Das große Finale mit Schlusskonzert und prächtig funkelndem Feuerwerk findet aber abends im Nachbarort Plüderhausen statt. Die Fahrradfans unter den Musikern und den Gästen können es auf einer „musikalischen Radfahrt“ gemeinsam anfahren.
Doch bevor es zum „Showdown“ in Plüderhausen kommt, steigt vorher noch der große Festakt in der Schorndorfer Barbara-Künkelin-Halle. Dort ehrt die Landesregierung solche Amateurmusikvereine, die sich seit mehr als 150 Jahren durch erfolgreiche Kulturarbeit verdient machen, mit der „Conradin-Kreutzer-Tafel“. Die 1998 erstmals verliehene, von dem Esslinger Grafiker Roland Kühn gestaltete Trophäe schmückt ein Bildnis des namensgebenden Musikers, Komponisten und Dirigenten, den wir im Folgenden kurz vorstellen.
Conradin Kreutzer
Conradin Kreutzer, 1780 in der Talmühle bei Meßkirch geboren, hat seine erste Ausbildung in den oberschwäbischen Abteien Zwiefalten und Schussenried erhalten. Als Schüler lernte er hier Klavier, Orgel, Klarinette, Oboe und Violine sowie die Grundlagen des Gesangs und der Musiktheorie. Im Anschluss an die Schulzeit studierte er in Freiburg auf Wunsch des Vaters zunächst Jura, widmete sich aber nach dessen Tod im Jahr 1800 ganz der Musik.
Ab 1804 weilte Kreutzer als Kompositionsschüler von Johann Georg Albrechtsberger einige Jahre in Wien. Dort begeisterte er sich für die Theatermusik und begann, Singspiele und Opern zu komponieren. Zwischen 1810 und 1812 bereiste er dann als Klavier- und Panmelodicon-Virtuose Deutschland und einige Nachbarländer.
Kreutzers letzte Jahre
Von 1812 bis 1816 wirkte Kreutzer als Hofkapellmeister in Stuttgart, danach am Hof in Donaueschingen, am Josephstädter Theater und an der Hofoper in Wien.

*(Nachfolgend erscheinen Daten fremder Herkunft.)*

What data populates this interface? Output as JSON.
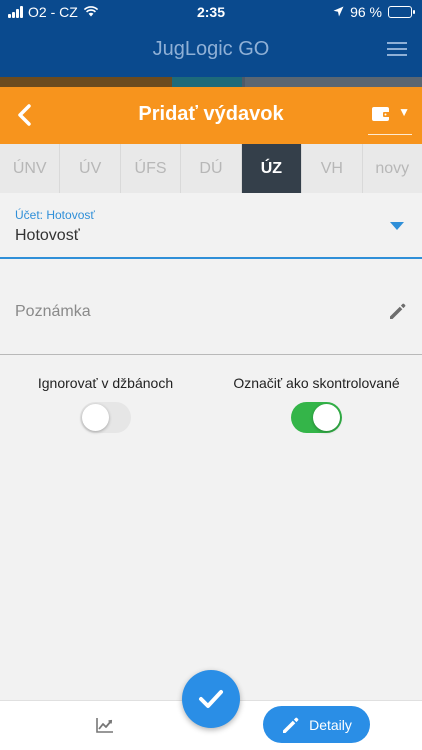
{
  "status": {
    "carrier": "O2 - CZ",
    "time": "2:35",
    "battery": "96 %",
    "battery_level": 0.96
  },
  "app": {
    "title": "JugLogic GO",
    "menu_icon": "hamburger-icon"
  },
  "modal": {
    "title": "Pridať výdavok",
    "back_icon": "chevron-left-icon",
    "wallet_icon": "wallet-icon"
  },
  "tabs": [
    {
      "label": "ÚNV",
      "active": false
    },
    {
      "label": "ÚV",
      "active": false
    },
    {
      "label": "ÚFS",
      "active": false
    },
    {
      "label": "DÚ",
      "active": false
    },
    {
      "label": "ÚZ",
      "active": true
    },
    {
      "label": "VH",
      "active": false
    },
    {
      "label": "novy",
      "active": false
    }
  ],
  "form": {
    "account_label": "Účet: Hotovosť",
    "account_value": "Hotovosť",
    "note_placeholder": "Poznámka",
    "ignore_label": "Ignorovať v džbánoch",
    "ignore_on": false,
    "checked_label": "Označiť ako skontrolované",
    "checked_on": true
  },
  "bottom": {
    "details_label": "Detaily",
    "confirm_icon": "checkmark-icon",
    "chart_icon": "trend-chart-icon"
  },
  "colors": {
    "header_blue": "#0a4a8e",
    "accent_orange": "#f7941d",
    "active_tab": "#343f4a",
    "primary_blue": "#2a8ee6",
    "switch_green": "#34b549"
  }
}
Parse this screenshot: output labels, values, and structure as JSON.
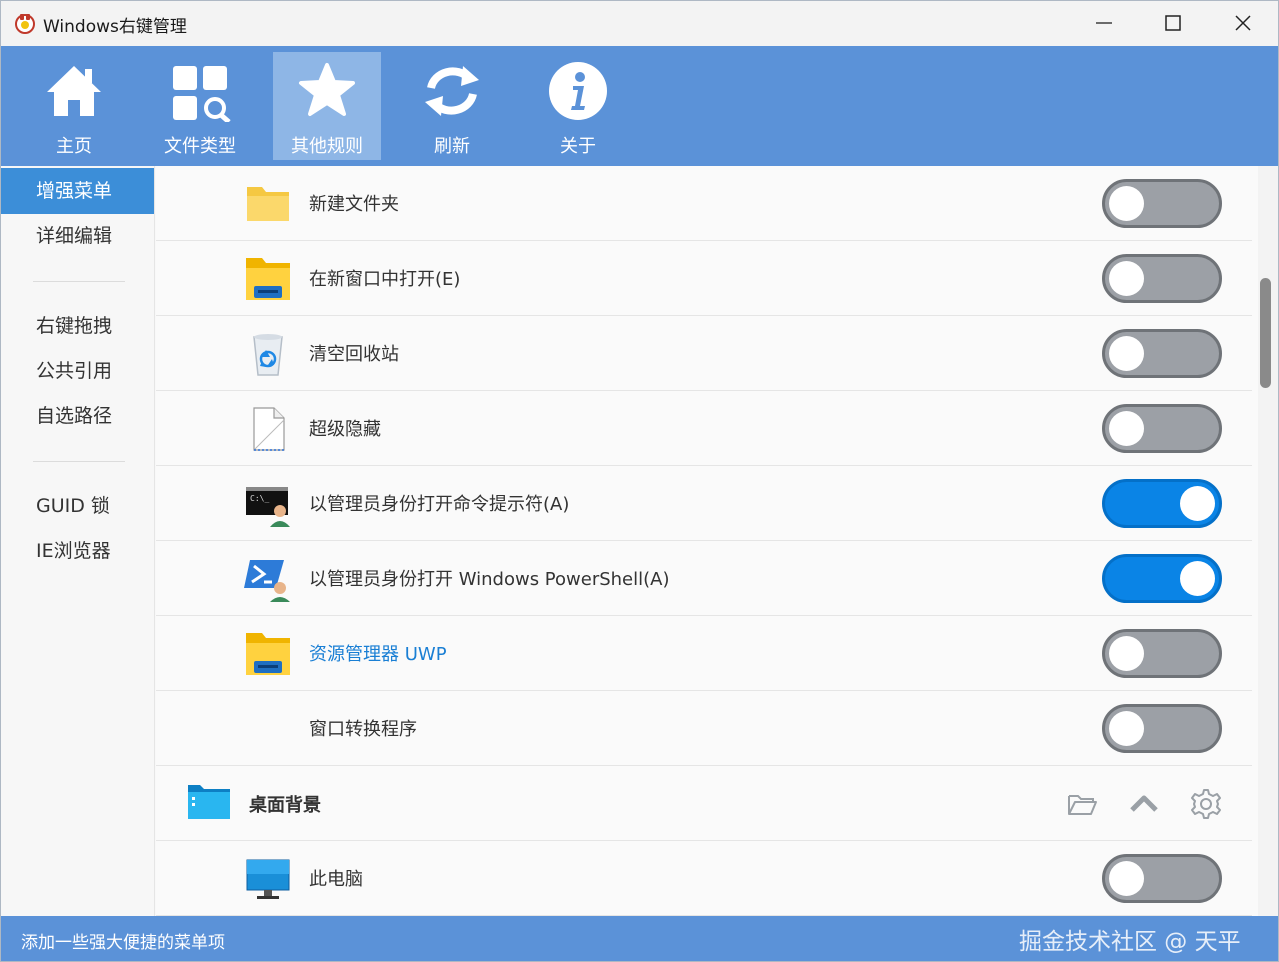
{
  "window": {
    "title": "Windows右键管理"
  },
  "toolbar": {
    "items": [
      {
        "label": "主页",
        "icon": "home-icon"
      },
      {
        "label": "文件类型",
        "icon": "file-types-icon"
      },
      {
        "label": "其他规则",
        "icon": "star-icon",
        "active": true
      },
      {
        "label": "刷新",
        "icon": "refresh-icon"
      },
      {
        "label": "关于",
        "icon": "info-icon"
      }
    ]
  },
  "sidebar": {
    "items": [
      {
        "label": "增强菜单",
        "active": true
      },
      {
        "label": "详细编辑"
      },
      {
        "label": "右键拖拽"
      },
      {
        "label": "公共引用"
      },
      {
        "label": "自选路径"
      },
      {
        "label": "GUID 锁"
      },
      {
        "label": "IE浏览器"
      }
    ]
  },
  "rules": [
    {
      "label": "新建文件夹",
      "icon": "folder-icon",
      "enabled": false
    },
    {
      "label": "在新窗口中打开(E)",
      "icon": "explorer-folder-icon",
      "enabled": false
    },
    {
      "label": "清空回收站",
      "icon": "recycle-bin-icon",
      "enabled": false
    },
    {
      "label": "超级隐藏",
      "icon": "blank-file-icon",
      "enabled": false
    },
    {
      "label": "以管理员身份打开命令提示符(A)",
      "icon": "cmd-admin-icon",
      "enabled": true
    },
    {
      "label": "以管理员身份打开 Windows PowerShell(A)",
      "icon": "powershell-admin-icon",
      "enabled": true
    },
    {
      "label": "资源管理器 UWP",
      "icon": "explorer-folder-icon",
      "enabled": false,
      "highlight": true
    },
    {
      "label": "窗口转换程序",
      "icon": "",
      "enabled": false
    }
  ],
  "group": {
    "label": "桌面背景",
    "icon": "desktop-folder-icon"
  },
  "rules_after": [
    {
      "label": "此电脑",
      "icon": "monitor-icon",
      "enabled": false
    }
  ],
  "status": {
    "text": "添加一些强大便捷的菜单项",
    "watermark": "掘金技术社区 @ 天平"
  },
  "colors": {
    "toolbar": "#5b92d8",
    "toolbar_active": "#8eb6e6",
    "sidebar_active": "#3c8ed8",
    "toggle_on": "#0a84e6",
    "toggle_off": "#9ca0a6",
    "highlight_text": "#1a7fd4"
  }
}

Nach vielen weiteren Stationen seines Schaffens beschränkte er sich schließlich gegen Ende seines Lebens darauf, seine Tochter, eine Sängerin, auf ihren Gastspielreisen zu begleiten. Dabei hat sein unstetes Wanderleben vor 170 Jahren, am 14. Dezember 1849, in Riga unvermittelt ein Ende und er selbst dort seine letzte Ruhestätte gefunden.
Heute oft unbekannte Werke
Von den rund 50 Bühnenwerken Kreutzers, darunter 30 Opern, hat nur „Das Nachtlager von Granada“ eine gewisse Bekanntheit behalten. (Der „Abendchor“ aus diesem Werk wird noch heute gerne gesungen.) Daneben hat Kreutzer aber auch reichlich Kammermusik, Kirchenmusik und Lieder hinterlassen.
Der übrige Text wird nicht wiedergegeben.